Are separate calls to `atheris.Setup()` and `atheris.Fuzz()` really necessary?

google / atheris

Apache License 2.0

1.38k stars 111 forks source link

Are separate calls to `atheris.Setup()` and `atheris.Fuzz()` really necessary? #8

Closed Zac-HD closed 3 years ago

Zac-HD commented 3 years ago

Given that Fuzz() accepts no arguments, and Setup() is only useful if you then call Fuzz(), do these really need to be exposed as separate functions at the Python level?

Why not (the equivalent of):

def fuzz(
    args: typing.List[str],
    test_one_input: typing.Callable[[bytes], object],
    *,
    enable_python_coverage: bool = True,
    enable_python_opcode_coverage: bool = True,
) -> typing.NoReturn:
    atheris.Setup(args, test_one_input, enable_python_coverage, enable_python_opcode_coverage)
    atheris.Fuzz()

This could even be provided as a convenience method, with the current API left in place for backwards-compatibility.

TheShiftedBit commented 3 years ago

This is a good point, and something I've thought of before. They are actually separate for a reason though: atheris.Setup() might modify the input argument list, by removing arguments handled by libFuzzer. This allows other argument parsing libraries to subsequently be called and not think there are a lot of excess arguments.

We use this feature inside of Google. We call atheris.Setup() to remove libFuzzer arguments, then pass sys.argv to our argument-parsing code to initialize Google infrastructure, then finally call atheris.Fuzz().

TheShiftedBit commented 3 years ago

Given this, do you think it's still worth supporting arguments in both Setup() and Fuzz()?

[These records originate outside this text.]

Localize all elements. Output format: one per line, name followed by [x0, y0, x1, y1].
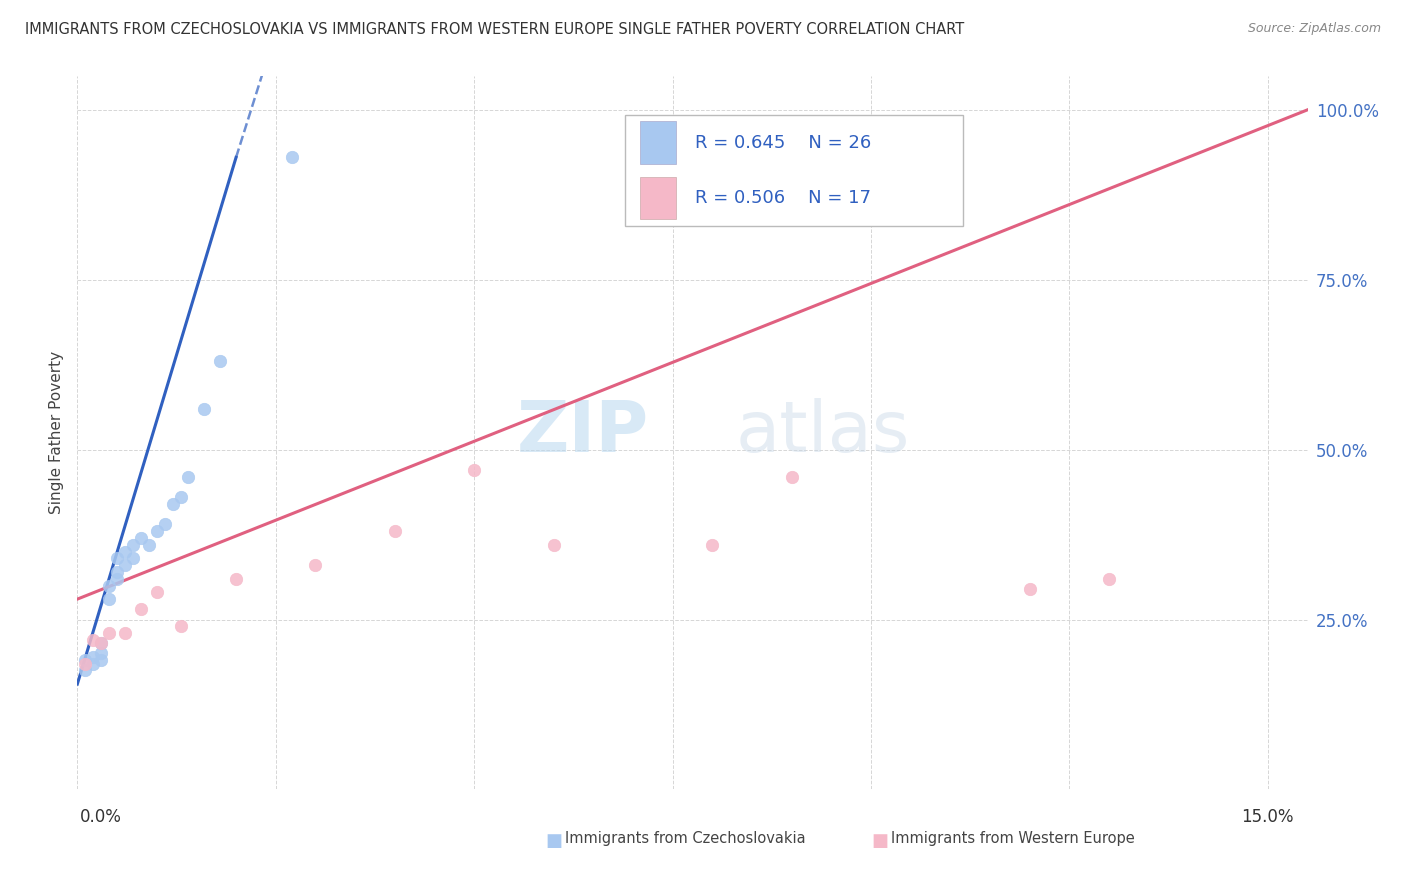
- Text: 0.0%: 0.0%: [80, 808, 122, 826]
- Point: [702, 538, 724, 552]
- Text: Source: ZipAtlas.com: Source: ZipAtlas.com: [1247, 22, 1381, 36]
- Point: [169, 619, 191, 633]
- Point: [90, 636, 112, 650]
- Point: [145, 524, 167, 538]
- Point: [162, 497, 184, 511]
- Point: [82, 657, 104, 671]
- Point: [105, 565, 128, 579]
- Point: [225, 572, 247, 586]
- Point: [280, 150, 302, 164]
- Point: [105, 572, 128, 586]
- Point: [129, 602, 152, 616]
- Text: atlas: atlas: [735, 398, 910, 467]
- Point: [90, 636, 112, 650]
- Point: [90, 653, 112, 667]
- Point: [153, 517, 176, 532]
- Point: [169, 490, 191, 504]
- Point: [75, 657, 97, 671]
- Point: [114, 544, 136, 558]
- Text: ZIP: ZIP: [517, 398, 650, 467]
- Point: [138, 538, 160, 552]
- Point: [114, 626, 136, 640]
- Text: Immigrants from Czechoslovakia: Immigrants from Czechoslovakia: [565, 830, 806, 846]
- Point: [82, 632, 104, 647]
- Point: [543, 538, 565, 552]
- Point: [75, 664, 97, 678]
- Point: [780, 470, 803, 484]
- Bar: [624, 115, 963, 226]
- Bar: [640, 121, 676, 164]
- Point: [1098, 572, 1121, 586]
- Point: [98, 626, 121, 640]
- Y-axis label: Single Father Poverty: Single Father Poverty: [49, 351, 65, 514]
- Point: [122, 538, 145, 552]
- Text: Immigrants from Western Europe: Immigrants from Western Europe: [891, 830, 1135, 846]
- Text: ■: ■: [546, 831, 562, 849]
- Point: [105, 551, 128, 566]
- Text: 15.0%: 15.0%: [1241, 808, 1294, 826]
- Point: [463, 463, 485, 477]
- Point: [75, 653, 97, 667]
- Point: [1018, 582, 1040, 596]
- Text: R = 0.645    N = 26: R = 0.645 N = 26: [695, 134, 872, 152]
- Point: [122, 551, 145, 566]
- Point: [98, 578, 121, 592]
- Point: [145, 585, 167, 599]
- Point: [209, 354, 232, 368]
- Bar: [640, 177, 676, 219]
- Text: ■: ■: [872, 831, 889, 849]
- Text: R = 0.506    N = 17: R = 0.506 N = 17: [695, 189, 870, 207]
- Point: [114, 558, 136, 573]
- Point: [384, 524, 406, 538]
- Point: [90, 647, 112, 661]
- Point: [98, 592, 121, 607]
- Text: IMMIGRANTS FROM CZECHOSLOVAKIA VS IMMIGRANTS FROM WESTERN EUROPE SINGLE FATHER P: IMMIGRANTS FROM CZECHOSLOVAKIA VS IMMIGR…: [25, 22, 965, 37]
- Point: [177, 470, 200, 484]
- Point: [304, 558, 326, 573]
- Point: [193, 401, 215, 416]
- Point: [129, 531, 152, 545]
- Point: [82, 649, 104, 664]
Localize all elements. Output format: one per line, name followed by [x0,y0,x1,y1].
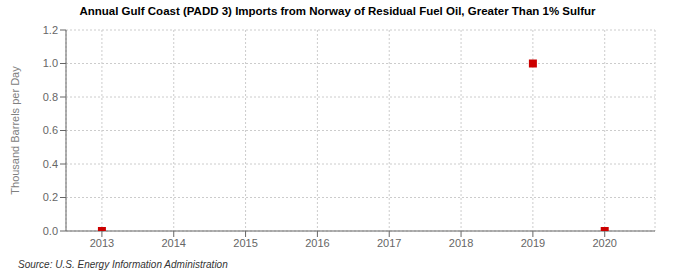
svg-text:0.4: 0.4 [43,158,58,170]
svg-text:2013: 2013 [90,237,114,249]
html-text:Annual Gulf Coast (PADD 3) Imp: Annual Gulf Coast (PADD 3) Imports from … [79,5,596,17]
svg-text:0.8: 0.8 [43,91,58,103]
svg-text:Thousand Barrels per Day: Thousand Barrels per Day [9,66,21,195]
html-text:Source: U.S. Energy Informatio: Source: U.S. Energy Information Administ… [18,259,228,270]
svg-text:1.2: 1.2 [43,24,58,36]
svg-text:2018: 2018 [449,237,473,249]
svg-text:0.6: 0.6 [43,124,58,136]
svg-text:0.2: 0.2 [43,191,58,203]
svg-text:2019: 2019 [521,237,545,249]
svg-text:2014: 2014 [162,237,186,249]
svg-text:1.0: 1.0 [43,57,58,69]
svg-text:2020: 2020 [592,237,616,249]
svg-text:2016: 2016 [305,237,329,249]
svg-text:2015: 2015 [233,237,257,249]
svg-text:0.0: 0.0 [43,225,58,237]
svg-text:2017: 2017 [377,237,401,249]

Zac-HD commented 3 years ago

There is clearly a use-case for the existing API, but consuming parts of sys.argv before calling non-atheris setup and then starting the fuzzer sounds like the sole advantage of the current approach. I think it would be nice to provide a simple API for users who don't have Google infrastructure to deal with; on the other hand I'm not convinced that adding a second API would actually be a net simplification!

I would suggest adding your explanation of why they're separate (above) to the README, and closing this issue without any functional change.